Milliyetçi Hareket Partisi Genel Başkanı Devlet Bahçeli, yaptığı yazılı açıklamayla hem Türkiye'nin sınır ötesindeki güvenlik meselelerine hem de iç siyasetteki gerilimlere dair net ve sert mesajlar verdi. Açıklamasının ilk bölümünü büyük ölçüde Suriye'deki gelişmelere ayıran Bahçeli, bölgenin bir yol ayrımında olduğunu ve Türkiye için hayati güvenlik riskleri barındırdığını vurguladı. Bahçeli'ye göre, Suriye'de artık iki seçenek kalmıştır: Ya tüm unsurların katılımıyla huzur, barış ve istikrar hakim olacak; ya da İsrail'in tahayyülündeki parçalanma ve iç çatışma ortamı galip gelecektir. Suriye'nin siyasi ve toprak bütünlüğünün Türkiye için vazgeçilmez bir politika tercihi olduğunun altını çizen MHP lideri, bu tasavvurdan verilecek en küçük bir tavizin bedelinin öngörülemeyecek kadar tehlikeli olacağını belirtti. Bu çerçevede, son dönemde dillendirilen "federasyonun bir tık altı" gibi formüllerin, "maskeli bölünme ve bölücülük önerisi" olduğunu savundu.

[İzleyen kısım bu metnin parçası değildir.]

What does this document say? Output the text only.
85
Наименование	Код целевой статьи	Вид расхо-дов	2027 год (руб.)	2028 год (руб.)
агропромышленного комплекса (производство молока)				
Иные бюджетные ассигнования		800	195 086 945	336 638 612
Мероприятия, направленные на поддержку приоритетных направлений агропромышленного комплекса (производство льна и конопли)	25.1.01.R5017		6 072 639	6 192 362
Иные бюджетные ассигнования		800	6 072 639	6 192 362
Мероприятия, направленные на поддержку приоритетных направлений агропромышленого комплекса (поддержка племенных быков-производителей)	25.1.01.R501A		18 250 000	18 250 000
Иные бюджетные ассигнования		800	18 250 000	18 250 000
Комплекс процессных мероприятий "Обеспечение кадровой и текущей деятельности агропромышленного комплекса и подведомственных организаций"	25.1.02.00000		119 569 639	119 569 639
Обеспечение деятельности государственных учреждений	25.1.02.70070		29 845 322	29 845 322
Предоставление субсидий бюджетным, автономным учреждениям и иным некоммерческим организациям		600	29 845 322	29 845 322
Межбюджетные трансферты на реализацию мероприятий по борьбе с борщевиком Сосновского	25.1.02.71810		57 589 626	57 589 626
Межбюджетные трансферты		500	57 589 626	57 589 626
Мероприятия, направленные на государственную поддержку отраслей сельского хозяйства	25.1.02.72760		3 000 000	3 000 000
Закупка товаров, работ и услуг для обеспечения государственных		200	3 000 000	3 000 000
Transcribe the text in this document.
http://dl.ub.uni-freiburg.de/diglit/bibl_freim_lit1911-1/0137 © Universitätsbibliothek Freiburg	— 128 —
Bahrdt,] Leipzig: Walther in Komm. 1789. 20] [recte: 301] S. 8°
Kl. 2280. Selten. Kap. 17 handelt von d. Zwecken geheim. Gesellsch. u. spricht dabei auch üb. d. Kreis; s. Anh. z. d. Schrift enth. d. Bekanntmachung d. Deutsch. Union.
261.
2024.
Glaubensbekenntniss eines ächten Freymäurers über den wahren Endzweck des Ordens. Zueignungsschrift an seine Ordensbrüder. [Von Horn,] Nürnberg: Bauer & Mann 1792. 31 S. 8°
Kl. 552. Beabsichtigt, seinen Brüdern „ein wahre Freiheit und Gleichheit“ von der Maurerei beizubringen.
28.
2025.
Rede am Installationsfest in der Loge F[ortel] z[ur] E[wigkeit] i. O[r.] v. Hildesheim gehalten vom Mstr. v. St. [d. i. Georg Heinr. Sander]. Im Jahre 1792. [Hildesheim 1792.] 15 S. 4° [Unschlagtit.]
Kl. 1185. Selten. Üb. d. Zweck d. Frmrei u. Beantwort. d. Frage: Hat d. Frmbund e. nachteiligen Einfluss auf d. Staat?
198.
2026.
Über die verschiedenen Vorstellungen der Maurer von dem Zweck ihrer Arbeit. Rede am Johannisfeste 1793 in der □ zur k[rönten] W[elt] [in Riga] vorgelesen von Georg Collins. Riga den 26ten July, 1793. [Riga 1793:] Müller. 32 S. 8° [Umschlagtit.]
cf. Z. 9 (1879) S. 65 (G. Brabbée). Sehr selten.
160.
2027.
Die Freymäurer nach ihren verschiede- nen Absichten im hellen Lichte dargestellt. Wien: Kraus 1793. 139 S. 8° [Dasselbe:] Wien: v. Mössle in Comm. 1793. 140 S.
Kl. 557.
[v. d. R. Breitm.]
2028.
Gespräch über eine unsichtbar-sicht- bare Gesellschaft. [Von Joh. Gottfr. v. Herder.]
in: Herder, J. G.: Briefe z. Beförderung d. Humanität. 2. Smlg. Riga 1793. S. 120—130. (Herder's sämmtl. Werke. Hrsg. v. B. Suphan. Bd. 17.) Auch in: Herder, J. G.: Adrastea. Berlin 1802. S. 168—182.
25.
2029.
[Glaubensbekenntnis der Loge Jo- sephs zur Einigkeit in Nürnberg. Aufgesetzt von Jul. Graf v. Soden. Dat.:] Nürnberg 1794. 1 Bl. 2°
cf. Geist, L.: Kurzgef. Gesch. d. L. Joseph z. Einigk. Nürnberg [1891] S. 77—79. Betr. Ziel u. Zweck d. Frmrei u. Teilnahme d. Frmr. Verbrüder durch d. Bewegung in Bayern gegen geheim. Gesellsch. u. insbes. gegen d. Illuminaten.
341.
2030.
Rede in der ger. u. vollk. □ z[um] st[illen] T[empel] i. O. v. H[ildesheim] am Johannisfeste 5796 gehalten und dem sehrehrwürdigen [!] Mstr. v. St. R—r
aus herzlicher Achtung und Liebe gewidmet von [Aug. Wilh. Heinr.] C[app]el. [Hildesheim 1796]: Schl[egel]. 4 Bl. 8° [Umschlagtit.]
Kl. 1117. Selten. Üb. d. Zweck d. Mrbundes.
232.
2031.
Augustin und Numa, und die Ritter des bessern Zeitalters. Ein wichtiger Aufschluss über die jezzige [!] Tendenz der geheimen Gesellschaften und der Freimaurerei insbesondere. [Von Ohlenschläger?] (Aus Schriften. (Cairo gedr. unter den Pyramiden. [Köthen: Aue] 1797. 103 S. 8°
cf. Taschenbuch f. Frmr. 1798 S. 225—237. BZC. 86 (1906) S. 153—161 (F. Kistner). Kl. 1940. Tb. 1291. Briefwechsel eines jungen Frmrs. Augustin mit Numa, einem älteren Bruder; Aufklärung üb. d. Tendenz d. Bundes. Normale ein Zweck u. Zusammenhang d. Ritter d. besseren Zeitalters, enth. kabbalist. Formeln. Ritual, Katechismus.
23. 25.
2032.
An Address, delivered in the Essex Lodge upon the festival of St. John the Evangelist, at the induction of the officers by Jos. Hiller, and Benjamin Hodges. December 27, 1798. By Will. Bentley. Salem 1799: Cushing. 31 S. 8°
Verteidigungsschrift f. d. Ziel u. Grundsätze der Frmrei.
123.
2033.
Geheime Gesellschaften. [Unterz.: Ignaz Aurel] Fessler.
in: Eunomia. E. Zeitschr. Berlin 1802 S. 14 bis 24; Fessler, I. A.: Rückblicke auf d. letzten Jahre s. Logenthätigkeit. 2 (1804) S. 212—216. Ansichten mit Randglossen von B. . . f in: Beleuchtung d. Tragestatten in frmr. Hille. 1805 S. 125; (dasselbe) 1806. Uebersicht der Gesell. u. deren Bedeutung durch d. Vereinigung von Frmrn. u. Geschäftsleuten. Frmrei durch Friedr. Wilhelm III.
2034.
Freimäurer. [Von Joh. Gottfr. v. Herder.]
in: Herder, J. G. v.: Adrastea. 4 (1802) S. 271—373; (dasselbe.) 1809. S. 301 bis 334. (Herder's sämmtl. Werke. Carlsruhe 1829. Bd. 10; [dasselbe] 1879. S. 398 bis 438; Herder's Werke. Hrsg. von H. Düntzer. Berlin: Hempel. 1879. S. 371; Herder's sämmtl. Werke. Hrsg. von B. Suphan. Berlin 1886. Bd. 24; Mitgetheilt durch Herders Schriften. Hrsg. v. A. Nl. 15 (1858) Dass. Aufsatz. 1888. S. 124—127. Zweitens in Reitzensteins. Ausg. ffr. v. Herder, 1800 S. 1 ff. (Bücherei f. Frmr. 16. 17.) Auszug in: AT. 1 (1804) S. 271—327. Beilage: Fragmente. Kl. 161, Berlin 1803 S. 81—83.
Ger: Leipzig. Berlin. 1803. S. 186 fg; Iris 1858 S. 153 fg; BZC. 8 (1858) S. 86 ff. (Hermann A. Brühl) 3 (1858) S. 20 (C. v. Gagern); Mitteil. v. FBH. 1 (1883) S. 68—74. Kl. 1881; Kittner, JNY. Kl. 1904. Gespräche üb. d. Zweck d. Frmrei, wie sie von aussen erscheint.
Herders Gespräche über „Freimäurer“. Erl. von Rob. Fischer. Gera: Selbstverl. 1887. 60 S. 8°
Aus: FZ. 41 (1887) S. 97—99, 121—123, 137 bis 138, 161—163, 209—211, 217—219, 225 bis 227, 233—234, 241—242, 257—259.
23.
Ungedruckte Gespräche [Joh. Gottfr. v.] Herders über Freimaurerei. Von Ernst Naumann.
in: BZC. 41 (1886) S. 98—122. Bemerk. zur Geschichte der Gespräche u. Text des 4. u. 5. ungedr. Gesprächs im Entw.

Bahçeli, bölgedeki en büyük tehdit olarak gördüğü SDG/YPG'nin, ABD-İsrail konsorsiyumunun bir oyuncağına dönüştüğünü ve sürekli yeni dayatmalarla gündemi meşgul ettiğini ifade etti. Terör örgütü SDG/YPG'nin, "soykırımcı İsrail'in yörüngesinde" hareket ettiğini belirten Bahçeli, teröristbaşı Mazlum Abdi'nin, Suriye'nin kuzeydoğusundaki ateşkesin bozulabileceği yönündeki açıklamalarını, "hain niyet ve eylemsel heveslerin tetikte beklediğine" bir işaret olarak yorumladı. Bu durumun sadece Suriye için değil, Türkiye için de "aşırı güvenlik tehdidi" oluşturduğunu belirten Bahçeli, Türkiye Cumhuriyeti'nin, Cumhurbaşkanı ve kabinesinin liderliğinde, stratejik bir akılla ve diplomatik sebatla bölgede oyun kurmaya çalışanlara karşı "meşru ve soylu bir direniş" gösterdiğini ifade etti.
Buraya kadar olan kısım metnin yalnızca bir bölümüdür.